War der heute unter Naturschutz stehende letzte Kilometer der Lippe früher ein Eldorado für Spinnfischer, die vor allem Zandern dort mit Gummifischen und Twistern auf die Schuppen rückten, so müssen Angler heute an der B-8-Brücke vor dem Lippeschlößchen einen Spinnstopp einlegen, denn die Mündung darf nicht mehr befischt werden. Trotz dieses kleinen Wermutstropfens ist der Unterlauf der Lippe noch immer eine hochinteressante Wundertüte für alle Allroundangler, die sich gern überraschen lassen und sich nicht auf eine Zielfischart versteifen. Mal können Feederangler sich über die Bisse von großen Barben freuen, ein anderes Mal dann über den Fang einer Karausche staunen, von der niemand weiß, ob sie aus dem Rhein oder aus dem Oberlauf der Lippe zugewandert ist.

Ebenso abwechslungsreich ist die Strecke für Nachtangler. Zwar ist der europaweit feststellbare Rückgang der Aalbestände auch hier deutlich zu spüren, doch darf man sich nach Sonnenuntergang heute über die Fänge von Wallern sowie wehrhaften Döbeln und Barben freuen.

INFOS

Empfehlung fürs erste Mal: Lippe-Neulinge erkunden das Flüsschen am besten mit der Fliegenrute (Klasse 7). Mit einer Goldkopfnymphe ist es meist nicht schwer, die ersten Döbel und Barben zu überzeugen. Wer es lieber gemütlich mag, lässt sich mit der Feederute am Ufer nieder und fängt ebenso gut.
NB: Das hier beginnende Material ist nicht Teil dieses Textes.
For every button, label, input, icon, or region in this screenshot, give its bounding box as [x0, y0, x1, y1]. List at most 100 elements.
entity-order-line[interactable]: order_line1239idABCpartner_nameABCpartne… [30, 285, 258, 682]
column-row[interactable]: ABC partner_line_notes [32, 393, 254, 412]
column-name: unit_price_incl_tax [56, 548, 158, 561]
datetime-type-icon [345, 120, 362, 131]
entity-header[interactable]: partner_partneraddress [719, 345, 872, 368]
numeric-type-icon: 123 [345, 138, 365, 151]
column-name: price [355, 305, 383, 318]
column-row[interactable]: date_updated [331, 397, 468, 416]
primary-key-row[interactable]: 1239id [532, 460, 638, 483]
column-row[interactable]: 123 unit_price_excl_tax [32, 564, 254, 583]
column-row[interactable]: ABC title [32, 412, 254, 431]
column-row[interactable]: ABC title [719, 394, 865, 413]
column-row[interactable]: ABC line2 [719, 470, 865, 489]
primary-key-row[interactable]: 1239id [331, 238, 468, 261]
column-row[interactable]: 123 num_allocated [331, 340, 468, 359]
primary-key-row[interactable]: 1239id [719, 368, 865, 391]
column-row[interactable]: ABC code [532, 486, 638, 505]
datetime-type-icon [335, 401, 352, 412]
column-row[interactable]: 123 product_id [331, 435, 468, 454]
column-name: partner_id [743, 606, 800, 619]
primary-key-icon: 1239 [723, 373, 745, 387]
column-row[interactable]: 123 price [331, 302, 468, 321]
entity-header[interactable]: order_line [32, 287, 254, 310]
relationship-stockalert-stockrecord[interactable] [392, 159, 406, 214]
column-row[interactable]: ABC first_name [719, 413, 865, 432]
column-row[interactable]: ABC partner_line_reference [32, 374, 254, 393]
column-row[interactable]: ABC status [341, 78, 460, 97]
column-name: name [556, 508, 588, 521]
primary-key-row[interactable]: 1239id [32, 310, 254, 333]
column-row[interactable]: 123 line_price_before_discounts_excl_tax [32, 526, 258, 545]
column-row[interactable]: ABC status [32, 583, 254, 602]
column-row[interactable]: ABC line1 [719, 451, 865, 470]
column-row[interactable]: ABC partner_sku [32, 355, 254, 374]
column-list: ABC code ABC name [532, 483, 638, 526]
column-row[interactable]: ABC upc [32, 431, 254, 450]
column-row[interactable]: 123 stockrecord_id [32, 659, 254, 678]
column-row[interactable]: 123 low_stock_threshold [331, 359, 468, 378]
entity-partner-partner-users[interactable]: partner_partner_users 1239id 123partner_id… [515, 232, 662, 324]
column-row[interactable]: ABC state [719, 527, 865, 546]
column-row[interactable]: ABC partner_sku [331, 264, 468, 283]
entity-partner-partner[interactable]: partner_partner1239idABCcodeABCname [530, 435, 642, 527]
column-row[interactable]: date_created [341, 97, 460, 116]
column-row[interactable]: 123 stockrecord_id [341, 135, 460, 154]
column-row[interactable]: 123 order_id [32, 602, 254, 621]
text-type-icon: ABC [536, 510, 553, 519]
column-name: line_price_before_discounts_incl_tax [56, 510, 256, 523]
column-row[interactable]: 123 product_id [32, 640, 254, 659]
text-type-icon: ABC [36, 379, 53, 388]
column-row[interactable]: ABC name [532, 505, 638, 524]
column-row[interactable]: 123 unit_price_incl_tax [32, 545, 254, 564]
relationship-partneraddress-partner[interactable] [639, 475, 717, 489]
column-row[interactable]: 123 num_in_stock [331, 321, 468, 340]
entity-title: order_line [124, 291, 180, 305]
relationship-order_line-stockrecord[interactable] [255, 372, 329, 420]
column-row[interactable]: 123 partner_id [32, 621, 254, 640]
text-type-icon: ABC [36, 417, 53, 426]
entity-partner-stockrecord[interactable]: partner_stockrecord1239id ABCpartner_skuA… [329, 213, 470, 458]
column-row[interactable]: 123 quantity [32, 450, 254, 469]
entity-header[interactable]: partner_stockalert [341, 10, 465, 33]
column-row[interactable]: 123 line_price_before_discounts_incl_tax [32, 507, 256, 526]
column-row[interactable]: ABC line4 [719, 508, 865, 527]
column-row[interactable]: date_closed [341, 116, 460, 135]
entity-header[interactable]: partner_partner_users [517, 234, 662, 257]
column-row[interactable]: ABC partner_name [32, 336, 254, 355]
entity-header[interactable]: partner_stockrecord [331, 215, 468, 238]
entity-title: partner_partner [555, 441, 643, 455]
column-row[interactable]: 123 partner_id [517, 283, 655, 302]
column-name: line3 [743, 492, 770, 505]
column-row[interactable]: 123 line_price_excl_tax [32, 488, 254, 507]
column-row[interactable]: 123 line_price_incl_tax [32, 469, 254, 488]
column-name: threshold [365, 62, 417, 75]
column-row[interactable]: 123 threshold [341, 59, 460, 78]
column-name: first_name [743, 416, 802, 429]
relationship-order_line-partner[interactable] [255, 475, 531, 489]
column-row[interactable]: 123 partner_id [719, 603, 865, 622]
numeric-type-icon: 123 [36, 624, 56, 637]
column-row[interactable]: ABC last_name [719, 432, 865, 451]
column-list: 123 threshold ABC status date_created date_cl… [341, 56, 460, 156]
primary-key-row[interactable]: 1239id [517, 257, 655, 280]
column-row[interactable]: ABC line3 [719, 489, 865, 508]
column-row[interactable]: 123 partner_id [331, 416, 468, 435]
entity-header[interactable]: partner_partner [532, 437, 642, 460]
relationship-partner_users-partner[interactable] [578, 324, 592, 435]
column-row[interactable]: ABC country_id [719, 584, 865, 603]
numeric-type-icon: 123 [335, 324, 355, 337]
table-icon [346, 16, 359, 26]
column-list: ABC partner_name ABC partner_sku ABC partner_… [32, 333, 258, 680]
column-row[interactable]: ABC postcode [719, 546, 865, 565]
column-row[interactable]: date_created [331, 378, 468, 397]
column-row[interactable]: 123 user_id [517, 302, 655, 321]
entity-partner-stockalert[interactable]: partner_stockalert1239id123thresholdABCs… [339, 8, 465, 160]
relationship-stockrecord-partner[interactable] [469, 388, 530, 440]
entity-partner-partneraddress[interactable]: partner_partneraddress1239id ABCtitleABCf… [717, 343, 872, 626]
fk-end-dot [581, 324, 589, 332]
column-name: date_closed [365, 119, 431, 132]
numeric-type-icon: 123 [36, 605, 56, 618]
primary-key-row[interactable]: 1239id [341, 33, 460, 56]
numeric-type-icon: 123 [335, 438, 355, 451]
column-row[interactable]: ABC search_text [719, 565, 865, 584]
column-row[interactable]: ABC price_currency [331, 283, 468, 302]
Größe und Struktur: Mit einer Breite von durchschnittlich 30 Metern und einer Tiefe von ein bis zwei Metern ist die Lippe auf der hier vorgestellten 13 Kilometer langen Strecke eher ein breiter Bach als ein „echter“ Fluss, bietet mit Rauschen, Gumpen und verführerischen Windungen aber alles, was man sich wünschen kann.

Mindestmaße in cm/Schonzeiten: Es gelten die für NRW gesetzlichen Schonzeiten und Mindestmaße: Barbe 35/15.05.–15.06., Hecht 45/15.02.–30.04., Aal 50/-.

Angelkarten: Es werden nur Jahreskarten zum Preis von 25 Euro ausgegeben. Die Scheine gibt es bei CTN Wesel (Am Spaltmannsfeld 6, 46485 Wesel, Tel. 0281/83535).

Bestimmungen: Es darf mit zwei Ruten gefischt werden. Die auf dem „Beipackzettel“ des Jahresscheins eingezeichneten Naturschutzgebiete dürfen nicht betreten und befischt werden. Bootsangeln ist nicht gestattet.

Besonderheiten: Die hier vorgestellte Strecke ähnelt an ihrem Beginn in Krudenburg mit flotter Strömung und Rauschen eher einem Forellenbach und hat an ihrem Ende in Höhe der B8 mit Gumpen und trägerer Strömung den Charakter eines Zandergewässers.